About this book
*The Quick Red Fox* is a gripping study in blackmail. The victim: gorgeous Lysa Dean, whose name on a picture means big box-office money -- but whose face in the set of house-party pictures somebody mails to her means the end of her career. Blackmail is always an ugly business, but Travis McGee is particularly concerned about the note with the photographs, which sounds like the spewings of a sick, perverted mind. McGee's first objective is to locate the nine other people who appear in the pictures. Did one of them know that their swinging party was only 300 feet from a telephoto lens? Then, as he digs for the answer, these sun-loving, fun-loving, highly photogenic men and women begin to turn up dead.
In *Pale Gray for Guilt,* Travis McGee takes a close look at a new waterfront industrial complex that a group of land developers are planning in the name of "progress." Only one thing stands in their way: Tush Bannon's 10-acre marina. Bannon won't sell. After Bannon's freak "accident," however, his widow is more than willing to unload the property for almost nothing -- until Travis McGee, who doesn't like bad things to happen to a pal, engineers a few financial tricks that leave Bannon's greedy killers bedazzled, broke -- and worse.

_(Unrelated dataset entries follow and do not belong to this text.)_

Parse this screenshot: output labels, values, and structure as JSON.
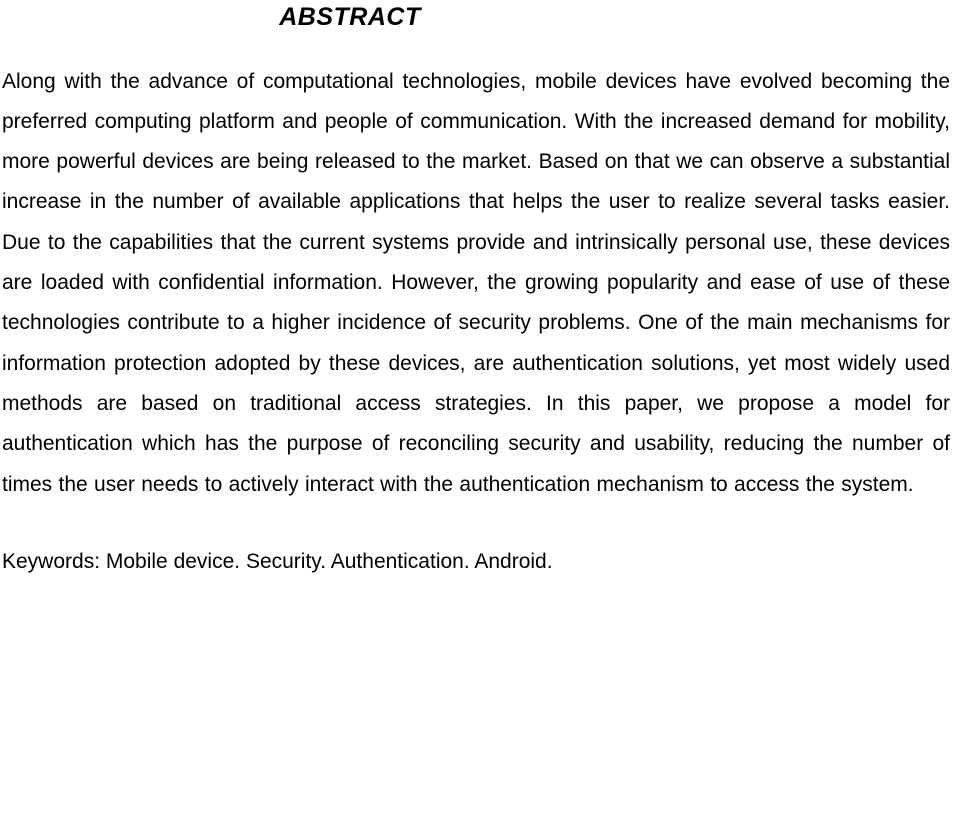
{
  "document": {
    "heading": "ABSTRACT",
    "abstract_text": "Along with the advance of computational technologies, mobile devices have evolved becoming the preferred computing platform and people of communication.  With the increased demand for mobility, more powerful devices are being released to the market.  Based on that we can observe a substantial increase in the number of available applications that helps the user to realize several tasks easier.  Due to the capabilities that the current systems provide and intrinsically personal use, these devices are loaded with confidential information.  However, the growing popularity and ease of use of these technologies contribute to a higher incidence of security problems.  One of the main mechanisms for information protection adopted by these devices, are authentication solutions, yet most widely used methods are based on traditional access strategies.  In this paper, we propose a model for authentication which has the purpose of reconciling security and usability, reducing the number of times the user needs to actively interact with the authentication mechanism to access the system.",
    "keywords_line": "Keywords: Mobile device. Security. Authentication. Android."
  }
}
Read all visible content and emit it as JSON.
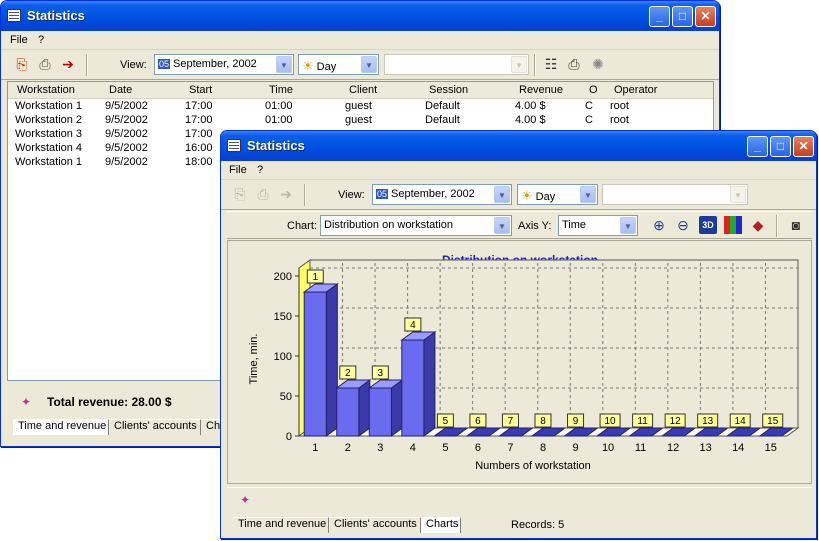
{
  "back_window": {
    "title": "Statistics",
    "menu": [
      "File",
      "?"
    ],
    "view_label": "View:",
    "view_value": "September, 2002",
    "cal_badge": "05",
    "period_value": "Day",
    "columns": [
      "Workstation",
      "Date",
      "Start",
      "Time",
      "Client",
      "Session",
      "Revenue",
      "O",
      "Operator"
    ],
    "rows": [
      [
        "Workstation 1",
        "9/5/2002",
        "17:00",
        "01:00",
        "guest",
        "Default",
        "4.00 $",
        "C",
        "root"
      ],
      [
        "Workstation 2",
        "9/5/2002",
        "17:00",
        "01:00",
        "guest",
        "Default",
        "4.00 $",
        "C",
        "root"
      ],
      [
        "Workstation 3",
        "9/5/2002",
        "17:00",
        "",
        "",
        "",
        "",
        "",
        ""
      ],
      [
        "Workstation 4",
        "9/5/2002",
        "16:00",
        "",
        "",
        "",
        "",
        "",
        ""
      ],
      [
        "Workstation 1",
        "9/5/2002",
        "18:00",
        "",
        "",
        "",
        "",
        "",
        ""
      ]
    ],
    "total_revenue": "Total revenue: 28.00 $",
    "tabs": [
      "Time and revenue",
      "Clients' accounts",
      "Cha"
    ]
  },
  "front_window": {
    "title": "Statistics",
    "menu": [
      "File",
      "?"
    ],
    "view_label": "View:",
    "view_value": "September, 2002",
    "cal_badge": "05",
    "period_value": "Day",
    "chart_label": "Chart:",
    "chart_value": "Distribution on workstation",
    "axis_y_label": "Axis Y:",
    "axis_y_value": "Time",
    "tabs": [
      "Time and revenue",
      "Clients' accounts",
      "Charts"
    ],
    "records": "Records: 5"
  },
  "colors": {
    "title_blue": "#0055e5",
    "chart_title": "#1f1fc0",
    "bar": "#6b6bf0",
    "chart_bg": "#ece9d8",
    "label_box": "#ffff99"
  },
  "chart_data": {
    "type": "bar",
    "title": "Distribution on workstation",
    "xlabel": "Numbers of workstation",
    "ylabel": "Time, min.",
    "categories": [
      "1",
      "2",
      "3",
      "4",
      "5",
      "6",
      "7",
      "8",
      "9",
      "10",
      "11",
      "12",
      "13",
      "14",
      "15"
    ],
    "values": [
      180,
      60,
      60,
      120,
      0,
      0,
      0,
      0,
      0,
      0,
      0,
      0,
      0,
      0,
      0
    ],
    "bar_labels": [
      "1",
      "2",
      "3",
      "4",
      "5",
      "6",
      "7",
      "8",
      "9",
      "10",
      "11",
      "12",
      "13",
      "14",
      "15"
    ],
    "yticks": [
      "0",
      "50",
      "100",
      "150",
      "200"
    ],
    "ylim": [
      0,
      210
    ],
    "grid": true,
    "style": "3d"
  }
}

In *Dress Her In Indigo,* Travis McGee promises lovely Bix Bowie's father that he will find out the details of her death. The dead girl's trail takes him to Mexico, into the sad, bizarre world of the wandering drug freaks who find haven south of the border. But somebody else is on the same trail -- somebody who dispenses death with sudden, savage efficiency, and who makes the always intrepid McGee wish he wasn't quite so intrepid.